По-моему, так нельзя было сказать: «надуто играют».
– Нет, вы положительно неисправимы! Москва и Москва! А белые ночи? А Нева, Эрмитаж?
И он продекламировал:
В гранит оделася Нева,
Мосты повисли над водами,
Темно-зелеными садами
Ее покрылись острова.
– Помните?
– Разумеется, – сказала Глафира Сергеевна так торопливо, что я невольно подумала: «Ничего ты не помнишь».
И снова они стали сравнивать московские и ленинградские театры. Гость похвалил Акдраму, бывший Александрийский, а Глафира Сергеевна сообщила, что она была на спектакле «В царстве скуки» и зрители утверждали, что игра актеров вполне оправдала название. Время от времени она почему-то брала в руки лежавшую перед ней книгу – очевидно, эта книга имела отношение к Александрийскому театру.
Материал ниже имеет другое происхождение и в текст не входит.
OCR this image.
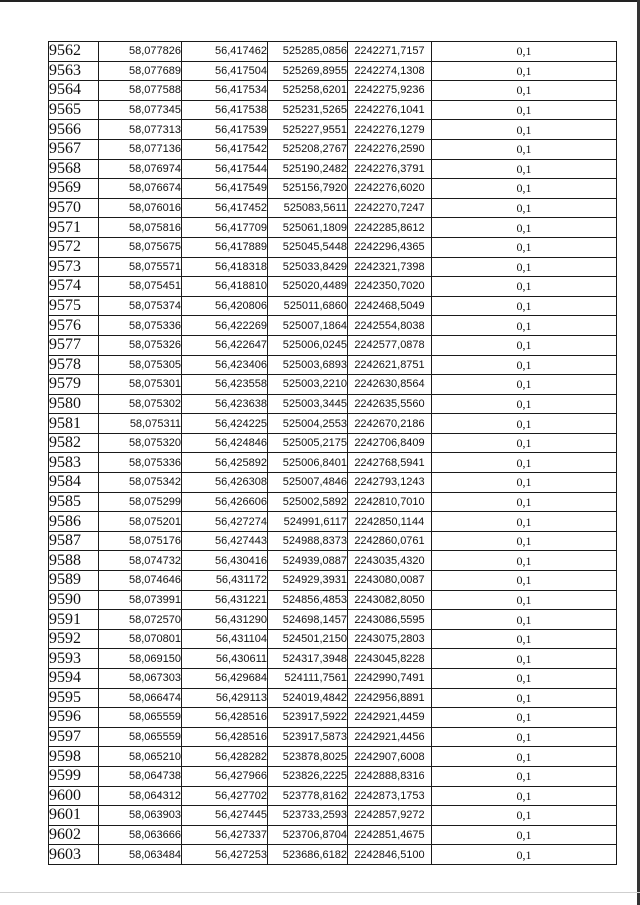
9562	58,077826	56,417462	525285,0856	2242271,7157	0,1
9563	58,077689	56,417504	525269,8955	2242274,1308	0,1
9564	58,077588	56,417534	525258,6201	2242275,9236	0,1
9565	58,077345	56,417538	525231,5265	2242276,1041	0,1
9566	58,077313	56,417539	525227,9551	2242276,1279	0,1
9567	58,077136	56,417542	525208,2767	2242276,2590	0,1
9568	58,076974	56,417544	525190,2482	2242276,3791	0,1
9569	58,076674	56,417549	525156,7920	2242276,6020	0,1
9570	58,076016	56,417452	525083,5611	2242270,7247	0,1
9571	58,075816	56,417709	525061,1809	2242285,8612	0,1
9572	58,075675	56,417889	525045,5448	2242296,4365	0,1
9573	58,075571	56,418318	525033,8429	2242321,7398	0,1
9574	58,075451	56,418810	525020,4489	2242350,7020	0,1
9575	58,075374	56,420806	525011,6860	2242468,5049	0,1
9576	58,075336	56,422269	525007,1864	2242554,8038	0,1
9577	58,075326	56,422647	525006,0245	2242577,0878	0,1
9578	58,075305	56,423406	525003,6893	2242621,8751	0,1
9579	58,075301	56,423558	525003,2210	2242630,8564	0,1
9580	58,075302	56,423638	525003,3445	2242635,5560	0,1
9581	58,075311	56,424225	525004,2553	2242670,2186	0,1
9582	58,075320	56,424846	525005,2175	2242706,8409	0,1
9583	58,075336	56,425892	525006,8401	2242768,5941	0,1
9584	58,075342	56,426308	525007,4846	2242793,1243	0,1
9585	58,075299	56,426606	525002,5892	2242810,7010	0,1
9586	58,075201	56,427274	524991,6117	2242850,1144	0,1
9587	58,075176	56,427443	524988,8373	2242860,0761	0,1
9588	58,074732	56,430416	524939,0887	2243035,4320	0,1
9589	58,074646	56,431172	524929,3931	2243080,0087	0,1
9590	58,073991	56,431221	524856,4853	2243082,8050	0,1
9591	58,072570	56,431290	524698,1457	2243086,5595	0,1
9592	58,070801	56,431104	524501,2150	2243075,2803	0,1
9593	58,069150	56,430611	524317,3948	2243045,8228	0,1
9594	58,067303	56,429684	524111,7561	2242990,7491	0,1
9595	58,066474	56,429113	524019,4842	2242956,8891	0,1
9596	58,065559	56,428516	523917,5922	2242921,4459	0,1
9597	58,065559	56,428516	523917,5873	2242921,4456	0,1
9598	58,065210	56,428282	523878,8025	2242907,6008	0,1
9599	58,064738	56,427966	523826,2225	2242888,8316	0,1
9600	58,064312	56,427702	523778,8162	2242873,1753	0,1
9601	58,063903	56,427445	523733,2593	2242857,9272	0,1
9602	58,063666	56,427337	523706,8704	2242851,4675	0,1
9603	58,063484	56,427253	523686,6182	2242846,5100	0,1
Я волновалась, но, может быть, именно поэтому заметила многое, на что при других обстоятельствах не обратила бы никакого внимания. Во-первых, я заметила, что Глафира Сергеевна изменилась – прежде была тонкая, гибкая, а теперь пополнела, и на шее, под самым подбородком – я все рассмотрела! – появилась большая морщина. Несмотря на свой гордый вид, она держалась напряженно, точно в глубине души не была уверена, что имеет право сидеть в этом прекрасном номере гостиницы и разговаривать с такими умными, образованными людьми. Во-вторых, я заметила, что Мите не нравится этот слащавый гость и еще меньше нравится, как ведет себя с ним Глафира Сергеевна. В самом деле: она уронила платочек, гость подхватил, подал. В ответ Глафира Сергеевна протянула руку – и он элегантно поцеловал ее.